In the second case, Richard Burrell, who is African American, sued Marutzky for ordering Burrell and his white friend to leave a restaurant near Lawrence and Nagle because of Burrell’s race in July 2000. Marutzky and Burrell were restaurant patrons, not employees or owners. Burrell and his friend left, but Marutzky and two other males, all of whom are white, followed them. Marutzky continued yelling racial slurs and threatened to hang Burrell and his family. Marutzky then put Burrell in a headlock and beat him. The Cook County State’s Attorney’s Office charged Marutzky with hate crime, and he was convicted.
In the third case, Ronald Ross, who is also African American, was driving a CTA bus near Clark and Delaware in December 2000 when the two defendants drove up and asked Ross for directions, which he provided.
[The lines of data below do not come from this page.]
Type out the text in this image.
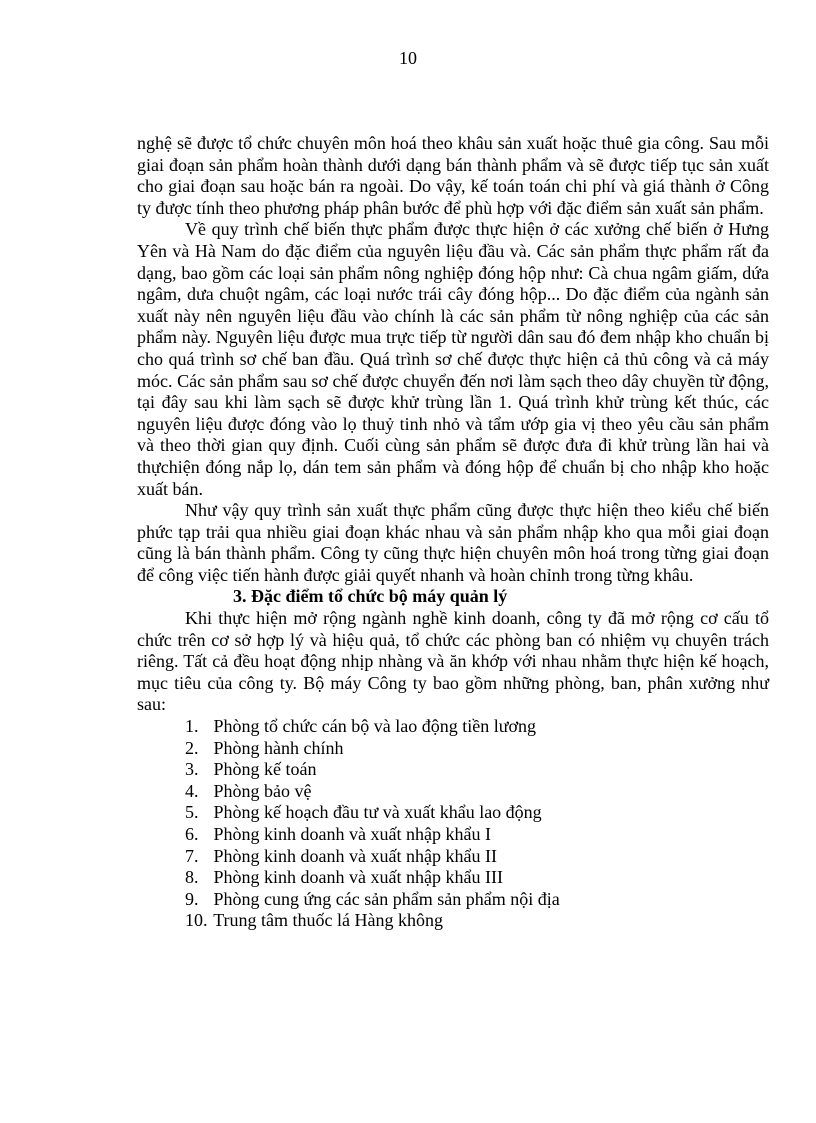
10

nghệ sẽ được tổ chức chuyên môn hoá theo khâu sản xuất hoặc thuê gia công. Sau mỗi giai đoạn sản phẩm hoàn thành dưới dạng bán thành phẩm và sẽ được tiếp tục sản xuất cho giai đoạn sau hoặc bán ra ngoài. Do vậy, kế toán toán chi phí và giá thành ở Công ty được tính theo phương pháp phân bước để phù hợp với đặc điểm sản xuất sản phẩm.

Về quy trình chế biến thực phẩm được thực hiện ở các xưởng chế biến ở Hưng Yên và Hà Nam do đặc điểm của nguyên liệu đầu và. Các sản phẩm thực phẩm rất đa dạng, bao gồm các loại sản phẩm nông nghiệp đóng hộp như: Cà chua ngâm giấm, dứa ngâm, dưa chuột ngâm, các loại nước trái cây đóng hộp... Do đặc điểm của ngành sản xuất này nên nguyên liệu đầu vào chính là các sản phẩm từ nông nghiệp của các sản phẩm này. Nguyên liệu được mua trực tiếp từ người dân sau đó đem nhập kho chuẩn bị cho quá trình sơ chế ban đầu. Quá trình sơ chế được thực hiện cả thủ công và cả máy móc. Các sản phẩm sau sơ chế được chuyển đến nơi làm sạch theo dây chuyền từ động, tại đây sau khi làm sạch sẽ được khử trùng lần 1. Quá trình khử trùng kết thúc, các nguyên liệu được đóng vào lọ thuỷ tinh nhỏ và tẩm ướp gia vị theo yêu cầu sản phẩm và theo thời gian quy định. Cuối cùng sản phẩm sẽ được đưa đi khử trùng lần hai và thựchiện đóng nắp lọ, dán tem sản phẩm và đóng hộp để chuẩn bị cho nhập kho hoặc xuất bán.

Như vậy quy trình sản xuất thực phẩm cũng được thực hiện theo kiểu chế biến phức tạp trải qua nhiều giai đoạn khác nhau và sản phẩm nhập kho qua mỗi giai đoạn cũng là bán thành phẩm. Công ty cũng thực hiện chuyên môn hoá trong từng giai đoạn để công việc tiến hành được giải quyết nhanh và hoàn chỉnh trong từng khâu.

3. Đặc điểm tổ chức bộ máy quản lý

Khi thực hiện mở rộng ngành nghề kinh doanh, công ty đã mở rộng cơ cấu tổ chức trên cơ sở hợp lý và hiệu quả, tổ chức các phòng ban có nhiệm vụ chuyên trách riêng. Tất cả đều hoạt động nhịp nhàng và ăn khớp với nhau nhằm thực hiện kế hoạch, mục tiêu của công ty. Bộ máy Công ty bao gồm những phòng, ban, phân xưởng như sau:

1. Phòng tổ chức cán bộ và lao động tiền lương
2. Phòng hành chính
3. Phòng kế toán
4. Phòng bảo vệ
5. Phòng kế hoạch đầu tư và xuất khẩu lao động
6. Phòng kinh doanh và xuất nhập khẩu I
7. Phòng kinh doanh và xuất nhập khẩu II
8. Phòng kinh doanh và xuất nhập khẩu III
9. Phòng cung ứng các sản phẩm sản phẩm nội địa
10. Trung tâm thuốc lá Hàng không
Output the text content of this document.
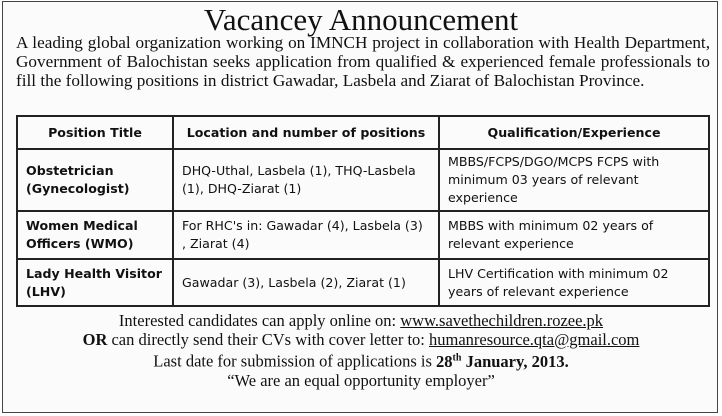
Vacancey Announcement
A leading global organization working on IMNCH project in collaboration with Health Department, Government of Balochistan seeks application from qualified & experienced female professionals to fill the following positions in district Gawadar, Lasbela and Ziarat of Balochistan Province.
Position Title	Location and number of positions	Qualification/Experience
Obstetrician (Gynecologist)	DHQ-Uthal, Lasbela (1), THQ-Lasbela (1), DHQ-Ziarat (1)	MBBS/FCPS/DGO/MCPS FCPS with minimum 03 years of relevant experience
Women Medical Officers (WMO)	For RHC's in: Gawadar (4), Lasbela (3) , Ziarat (4)	MBBS with minimum 02 years of relevant experience
Lady Health Visitor (LHV)	Gawadar (3), Lasbela (2), Ziarat (1)	LHV Certification with minimum 02 years of relevant experience
Interested candidates can apply online on: www.savethechildren.rozee.pk
OR can directly send their CVs with cover letter to: humanresource.qta@gmail.com
Last date for submission of applications is 28th January, 2013.
“We are an equal opportunity employer”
The two men, unprovoked, yelled racial epithets at Ross, blocked the bus with their car, and got out of the car. One man kicked the bus door, breaking a window, as he tried to enter the bus and attack Ross. Both men struggled with Ross to open the bus driver’s side window, injuring Ross. The defendants pled guilty to criminal charges.
Ray and Klans are represented by Neil Holmen and Chris Stathopoulos of Winston & Strawn, LLP. Burrell is represented by William Gantz and Steven Hunter of Piper Rudnick LLP. Ross is represented by David Greenwald and Derek Witte of Jenner & Block and Zubair Khan of Grippo & Elden. Betsy Shuman-Moore of the Chicago Lawyers’ Committee also represents all of the plaintiffs.
Clyde E. Murphy, Executive Director of the Chicago Lawyers’ Committee for Civil Rights Under Law, Inc., said: “Hate crime is discrimination at its most extreme. These judgments demonstrate that those who perpetrate hate crimes will be held accountable to the fullest extent of the law.”
The Illinois Hate Crime Act allows people injured in these crimes to press criminal charges and file civil lawsuits against those responsible. The Bias Violence Project of the Chicago Lawyers’ Committee provides free legal representation to victims of hate crime in civil suits like these. The Project also organizes community forums and provides professional training on the subject. For 33 years, the Chicago Lawyers’ Committee, through its 40-plus member law firms and staff legal team, has provided free legal services to challenge civil rights violations.
May 24, 2004
For immediate release:
Contact: Art Menke
Tel 312 923-2638
Fax 312 923-2703
Damages Awarded Today in Suit Filed Under Illinois Hate Crime Act
CHICAGO — A jury in the Circuit Court of Cook County awarded more than $1 million this afternoon to an African-American CTA bus driver who was the victim of a racial attack in December 2000. Ronald Ross filed his lawsuit in 2002 under the Illinois Hate Crimes Act because of the attack’s racial motivation. The defendants, Jad Akroush and Jawad Akroush, pled guilty in February 2001 to criminal charges of aggravated assault brought by the Cook County State’s Attorney’s Office.
"The jury awarded larger punitive damages than we requested," said David Greenwald, the volunteer attorney from Jenner & Block which represented Mr. Ross. "The message was loud and clear: racial hatred will not be tolerated in Chicago." Also on the legal team were Associate Derek S. Witte, former Firm Associate Zubair Khan, and Elizabeth Shuman-Moore, Director of the Project to Combat Bias Violence, a project within the Chicago Lawyers’ Committee for Civil Rights Under Law, Inc. (CLC). Hon. Edward R. Burr presided over the case.
Filed on November 14, 2002, the lawsuit sought compensatory and punitive damages, for the physical injuries and emotional anguish he suffered as a result of the incident. Mr. Ross was driving a CTA bus near Clark Street and Delaware Avenue on the evening of December 23, 2000, when the two defendants drove up in their car. One of them asked Mr. Ross for directions to a specific location, which he then gave to the defendant. The two men suddenly yelled racial epithets at him and the driver in turn pulled his car in front of the bus, blocking its path.
Both men got out of the car and one of the men kicked the bus door, eventually kicking in one of its windows, in an attempt to break into the bus and attack Mr. Ross. Both men engaged in a struggle with Mr. Ross to open the bus driver’s side window, during which the victim’s hand and face were injured. Police arrived on the scene and arrested both defendants.
The Illinois Hate Crime Act allows those injured in hate crimes to press criminal charges and file civil lawsuits against those responsible. "The jury understood Mr. Ross’ suffering," said Ms. Shuman-Moore of the CLC. "The size of this award clearly reflects the community’s rejection of bigotry in the Chicago area."
The CLC Hate Crime Project provides free legal representation to hate crime victims, both in criminal prosecutions of offenders and in civil suits like Mr. Ross’. The Project also works to prevent bias violence through organizing community forums and training law enforcement and other professionals in identifying and investigating hate crimes.
For 33 years, the Chicago Lawyers’ Committee, through its 40-plus member law firms, including founding member Jenner & Block, and staff legal team, has provided free legal services to challenge discrimination and other violations of civil rights in both the public and private sectors. Jenner & Block this year was awarded Illinois’ highest honor for pro bono legal service to those in need, the John C. McAndrews Pro Bono Award from the Illinois State Bar Association.